Wednesday, July 27, 2005

Focus On the Energy Bill: Peaking power plants or baseload power plants?

The Christian Science Monitor has published an article entitled: Cost of electricity rising like summer heat. In the article, they summarize the difference to a utility (and the consumers) whether electricity demand is met with baseload plants or peaking plants, which are more expensive, often higher in emissions, and are designed and built to run only for short periods of the year when demand is highest.

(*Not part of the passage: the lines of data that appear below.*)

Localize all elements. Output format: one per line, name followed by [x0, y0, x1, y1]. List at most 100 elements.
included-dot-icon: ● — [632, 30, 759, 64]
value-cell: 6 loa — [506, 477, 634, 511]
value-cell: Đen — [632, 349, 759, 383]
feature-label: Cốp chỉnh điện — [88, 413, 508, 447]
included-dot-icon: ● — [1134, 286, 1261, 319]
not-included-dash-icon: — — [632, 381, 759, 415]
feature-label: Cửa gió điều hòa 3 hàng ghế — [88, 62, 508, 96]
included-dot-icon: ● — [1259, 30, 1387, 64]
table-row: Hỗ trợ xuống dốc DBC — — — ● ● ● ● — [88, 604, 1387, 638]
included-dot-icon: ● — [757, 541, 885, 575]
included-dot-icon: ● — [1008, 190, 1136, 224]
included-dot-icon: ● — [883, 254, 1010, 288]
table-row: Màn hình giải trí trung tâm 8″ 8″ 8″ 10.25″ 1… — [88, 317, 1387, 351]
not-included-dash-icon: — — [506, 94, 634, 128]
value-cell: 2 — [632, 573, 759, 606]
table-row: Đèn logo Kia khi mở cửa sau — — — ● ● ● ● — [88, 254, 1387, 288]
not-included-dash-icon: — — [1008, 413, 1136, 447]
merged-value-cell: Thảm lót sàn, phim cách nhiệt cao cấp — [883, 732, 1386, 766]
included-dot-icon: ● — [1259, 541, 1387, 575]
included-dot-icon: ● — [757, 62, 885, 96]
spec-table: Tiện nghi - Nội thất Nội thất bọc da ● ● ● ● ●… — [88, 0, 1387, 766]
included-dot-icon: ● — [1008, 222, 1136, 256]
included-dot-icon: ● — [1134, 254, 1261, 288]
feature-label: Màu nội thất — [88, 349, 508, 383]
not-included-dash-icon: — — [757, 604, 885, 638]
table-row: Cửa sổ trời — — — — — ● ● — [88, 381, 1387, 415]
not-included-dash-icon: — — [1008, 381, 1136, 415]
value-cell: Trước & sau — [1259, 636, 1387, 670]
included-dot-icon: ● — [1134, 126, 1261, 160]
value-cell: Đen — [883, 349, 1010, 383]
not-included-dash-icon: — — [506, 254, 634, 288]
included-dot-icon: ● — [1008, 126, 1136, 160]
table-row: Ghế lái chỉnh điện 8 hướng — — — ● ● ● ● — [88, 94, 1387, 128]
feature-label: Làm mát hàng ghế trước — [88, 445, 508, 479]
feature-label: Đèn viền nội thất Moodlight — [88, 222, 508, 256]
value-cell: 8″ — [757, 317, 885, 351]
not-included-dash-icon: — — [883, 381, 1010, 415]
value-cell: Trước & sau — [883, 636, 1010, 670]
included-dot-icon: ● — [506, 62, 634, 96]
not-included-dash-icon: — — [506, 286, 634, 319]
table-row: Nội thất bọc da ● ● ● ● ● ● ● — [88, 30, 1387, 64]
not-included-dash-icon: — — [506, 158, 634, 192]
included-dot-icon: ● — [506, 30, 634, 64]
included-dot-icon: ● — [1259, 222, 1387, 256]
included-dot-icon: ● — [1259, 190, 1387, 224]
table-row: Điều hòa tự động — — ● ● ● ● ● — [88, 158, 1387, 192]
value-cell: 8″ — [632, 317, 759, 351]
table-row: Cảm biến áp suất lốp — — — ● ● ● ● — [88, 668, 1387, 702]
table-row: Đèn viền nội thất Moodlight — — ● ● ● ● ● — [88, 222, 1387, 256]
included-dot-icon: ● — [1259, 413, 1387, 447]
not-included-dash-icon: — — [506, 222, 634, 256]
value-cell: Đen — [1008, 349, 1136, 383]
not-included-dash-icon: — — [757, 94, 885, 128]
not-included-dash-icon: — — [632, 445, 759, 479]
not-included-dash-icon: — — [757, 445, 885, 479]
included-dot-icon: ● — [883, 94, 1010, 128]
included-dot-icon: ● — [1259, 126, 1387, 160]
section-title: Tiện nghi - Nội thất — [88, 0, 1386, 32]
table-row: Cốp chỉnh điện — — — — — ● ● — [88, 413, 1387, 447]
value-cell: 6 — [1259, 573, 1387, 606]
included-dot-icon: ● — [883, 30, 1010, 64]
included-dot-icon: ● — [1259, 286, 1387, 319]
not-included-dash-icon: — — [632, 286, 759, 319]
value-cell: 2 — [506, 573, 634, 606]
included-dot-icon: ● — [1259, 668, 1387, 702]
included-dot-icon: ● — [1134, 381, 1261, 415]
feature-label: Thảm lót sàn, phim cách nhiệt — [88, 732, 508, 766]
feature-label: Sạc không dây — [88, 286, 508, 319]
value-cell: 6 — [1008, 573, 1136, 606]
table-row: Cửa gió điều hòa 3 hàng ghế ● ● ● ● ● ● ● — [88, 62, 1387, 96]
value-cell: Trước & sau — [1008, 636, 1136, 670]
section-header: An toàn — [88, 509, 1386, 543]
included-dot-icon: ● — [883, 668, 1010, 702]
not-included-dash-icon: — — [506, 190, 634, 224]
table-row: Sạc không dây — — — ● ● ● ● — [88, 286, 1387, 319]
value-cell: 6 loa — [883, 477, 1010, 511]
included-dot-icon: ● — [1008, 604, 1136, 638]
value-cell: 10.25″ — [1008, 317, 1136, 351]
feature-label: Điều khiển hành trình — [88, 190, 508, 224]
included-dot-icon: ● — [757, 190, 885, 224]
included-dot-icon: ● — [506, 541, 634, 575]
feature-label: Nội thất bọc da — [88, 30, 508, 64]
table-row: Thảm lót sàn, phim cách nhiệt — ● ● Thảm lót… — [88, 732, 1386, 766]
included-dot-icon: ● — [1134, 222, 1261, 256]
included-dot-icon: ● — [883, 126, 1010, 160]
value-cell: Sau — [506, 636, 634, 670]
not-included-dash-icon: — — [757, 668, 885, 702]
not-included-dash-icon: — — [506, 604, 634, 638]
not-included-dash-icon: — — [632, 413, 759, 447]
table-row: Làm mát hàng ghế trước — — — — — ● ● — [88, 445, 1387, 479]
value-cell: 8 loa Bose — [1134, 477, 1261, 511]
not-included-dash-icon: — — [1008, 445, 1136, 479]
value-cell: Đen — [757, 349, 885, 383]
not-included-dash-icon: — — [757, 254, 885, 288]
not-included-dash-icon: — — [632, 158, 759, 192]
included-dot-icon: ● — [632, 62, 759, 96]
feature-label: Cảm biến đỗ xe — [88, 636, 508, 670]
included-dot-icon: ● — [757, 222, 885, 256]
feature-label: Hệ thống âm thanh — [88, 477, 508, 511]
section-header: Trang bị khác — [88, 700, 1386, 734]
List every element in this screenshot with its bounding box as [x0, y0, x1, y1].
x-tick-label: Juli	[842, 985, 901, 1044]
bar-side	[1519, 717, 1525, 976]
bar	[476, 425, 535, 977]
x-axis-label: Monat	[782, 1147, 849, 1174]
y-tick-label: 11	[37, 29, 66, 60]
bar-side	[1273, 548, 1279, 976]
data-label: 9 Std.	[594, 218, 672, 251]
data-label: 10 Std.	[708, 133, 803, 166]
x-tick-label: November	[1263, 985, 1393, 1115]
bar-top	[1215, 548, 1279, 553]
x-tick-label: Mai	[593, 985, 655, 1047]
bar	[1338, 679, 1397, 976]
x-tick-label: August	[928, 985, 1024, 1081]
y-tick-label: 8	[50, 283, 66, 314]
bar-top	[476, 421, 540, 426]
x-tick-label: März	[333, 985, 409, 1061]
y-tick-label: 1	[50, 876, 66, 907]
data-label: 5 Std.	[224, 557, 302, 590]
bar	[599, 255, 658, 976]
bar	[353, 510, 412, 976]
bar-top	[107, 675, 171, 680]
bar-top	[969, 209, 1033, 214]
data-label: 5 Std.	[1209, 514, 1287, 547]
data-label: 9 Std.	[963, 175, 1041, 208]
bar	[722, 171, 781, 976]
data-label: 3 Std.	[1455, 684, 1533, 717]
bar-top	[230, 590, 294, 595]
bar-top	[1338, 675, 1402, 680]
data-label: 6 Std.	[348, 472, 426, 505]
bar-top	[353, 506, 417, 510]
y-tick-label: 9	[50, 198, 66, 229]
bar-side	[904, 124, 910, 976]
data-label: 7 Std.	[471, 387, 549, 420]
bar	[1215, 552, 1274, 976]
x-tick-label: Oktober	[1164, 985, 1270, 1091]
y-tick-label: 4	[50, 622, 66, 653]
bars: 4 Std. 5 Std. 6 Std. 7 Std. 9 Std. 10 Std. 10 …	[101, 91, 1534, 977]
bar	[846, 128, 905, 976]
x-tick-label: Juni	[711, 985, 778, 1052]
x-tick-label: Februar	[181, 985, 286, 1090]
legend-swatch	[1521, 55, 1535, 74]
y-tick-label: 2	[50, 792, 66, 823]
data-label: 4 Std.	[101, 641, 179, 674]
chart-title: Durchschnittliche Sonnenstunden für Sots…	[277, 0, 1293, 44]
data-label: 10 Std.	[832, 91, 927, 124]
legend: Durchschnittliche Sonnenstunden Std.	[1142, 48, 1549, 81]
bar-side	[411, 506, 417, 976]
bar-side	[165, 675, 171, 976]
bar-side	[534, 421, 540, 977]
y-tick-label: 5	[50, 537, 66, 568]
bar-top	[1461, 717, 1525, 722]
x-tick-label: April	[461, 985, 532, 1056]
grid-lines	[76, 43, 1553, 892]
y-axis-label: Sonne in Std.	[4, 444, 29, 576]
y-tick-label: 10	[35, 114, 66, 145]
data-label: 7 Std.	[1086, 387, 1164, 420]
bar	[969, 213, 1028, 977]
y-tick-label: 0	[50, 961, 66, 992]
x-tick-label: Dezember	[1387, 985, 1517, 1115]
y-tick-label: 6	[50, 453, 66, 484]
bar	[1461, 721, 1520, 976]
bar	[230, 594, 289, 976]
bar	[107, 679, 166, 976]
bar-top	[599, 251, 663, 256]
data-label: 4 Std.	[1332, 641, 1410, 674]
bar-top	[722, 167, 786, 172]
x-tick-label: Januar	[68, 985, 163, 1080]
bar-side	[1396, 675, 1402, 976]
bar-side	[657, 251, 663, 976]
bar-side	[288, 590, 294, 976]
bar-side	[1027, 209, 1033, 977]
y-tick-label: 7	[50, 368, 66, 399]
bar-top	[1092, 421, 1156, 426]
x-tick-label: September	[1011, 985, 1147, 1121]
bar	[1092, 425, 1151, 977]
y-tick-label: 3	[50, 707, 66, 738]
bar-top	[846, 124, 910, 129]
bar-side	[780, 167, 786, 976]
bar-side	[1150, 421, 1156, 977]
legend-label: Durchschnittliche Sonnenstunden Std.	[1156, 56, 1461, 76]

But this summer has been so hot that to meet the soaring demand, many utilities have had to turn to more expensive power plants, known as "peak generating plants." Instead of relying on coal or nuclear fuel, many of these power producers use more expensive oil or natural gas to power their turbines.
The article also includes an illuminating quote the demonstrates conservation at its absolute worst.
"The reason we are calling on the president is our concern about the impact of high temperatures on people's health, and we know that many low-income and elderly people don't turn on their air conditioning because they are afraid of the bills," says Mark Wolfe, executive director of the National Energy Assistance Directors' Association in Washington.
How do we lower the electricity bills for those who can least afford (yet most need) the benefits that abundant, inexpensive power can provide? More of the cleanest baseload power stations: nuclear power is best positioned for expansion, in ways that hydropower cannot.

Support for the energy bill is critical at this juncture, as a good policy for all Americans, particularly the portions of the policy that advance construction of new nuclear power stations.